No ano passado, na Bienal Brasil do Livro e da Leitura, falei pouco, encantado com o uruguaio e suas histórias de escriba e torcedor. Grande contador de causos, ele tabelou com o Lúcio de Castro, colega a quem o jornalismo esportivo tanto deve. O bate-bola foi tão bom que eu nem lamentei ter perdido a decisão contra o Vasco que valeu ao Flamengo a faixa de campeão estadual. Deixei o brinde para mais tarde.

Se eu tivesse escrito o obituário do Galeano, estamparia o título “O homem que amava o futebol”. De tudo que ele contou e observou em seus livros, nenhum olhar foi mais original que a reverência pelo esporte outrora tido como bretão.

Menosprezado por muitos bacanas ao se converter em paixão popular, o futebol era desclassificado por certas consciências como o ópio do povo, ou a distração que impediria os pobres de alcançar o paraíso. Nas goleiras à direita e à esquerda, espalmavam-no como passatempo desprezível.
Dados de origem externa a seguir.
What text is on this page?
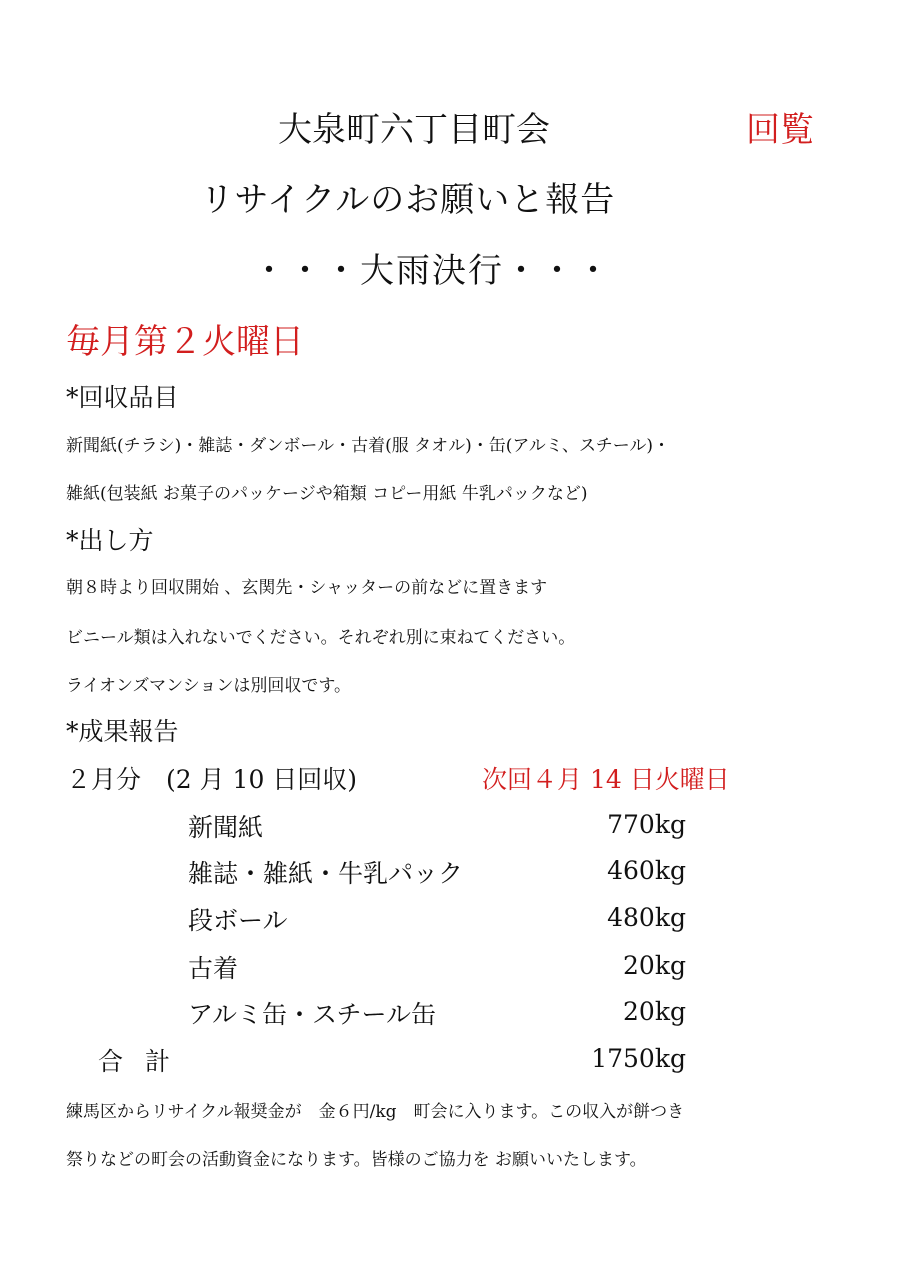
大泉町六丁目町会	回覧
リサイクルのお願いと報告
・・・大雨決行・・・
毎月第２火曜日
*回収品目
新聞紙(チラシ)・雑誌・ダンボール・古着(服 タオル)・缶(アルミ、スチール)・
雑紙(包装紙 お菓子のパッケージや箱類 コピー用紙 牛乳パックなど)
*出し方
朝８時より回収開始 、玄関先・シャッターの前などに置きます
ビニール類は入れないでください。それぞれ別に束ねてください。
ライオンズマンションは別回収です。
*成果報告
２月分　(2 月 10 日回収)	次回４月 14 日火曜日
新聞紙	770kg
雑誌・雑紙・牛乳パック	460kg
段ボール	480kg
古着	20kg
アルミ缶・スチール缶	20kg
合計	1750kg
練馬区からリサイクル報奨金が　金６円/kg　町会に入ります。この収入が餅つき
祭りなどの町会の活動資金になります。皆様のご協力を お願いいたします。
O Galeano escreveu sobre o futebol com a mesma devoção com que torcia pelo Nacional, de Montevidéu, seu clube de coração. Legou um clássico, “Futebol ao sol e à sombra”, cuja dedicatória eu garanti, como se vê na imagem reproduzida no alto, com os habituais porquinho e bola desenhados pelo autor.

Foi um prazer ouvi-lo, com o charme do português fronteiriço de acento espanhol, lembrar os encontros com o doutor Sócrates. O craque da bola só queria falar de política, e o craque das letras que muito tratou de política só queria saber de bola.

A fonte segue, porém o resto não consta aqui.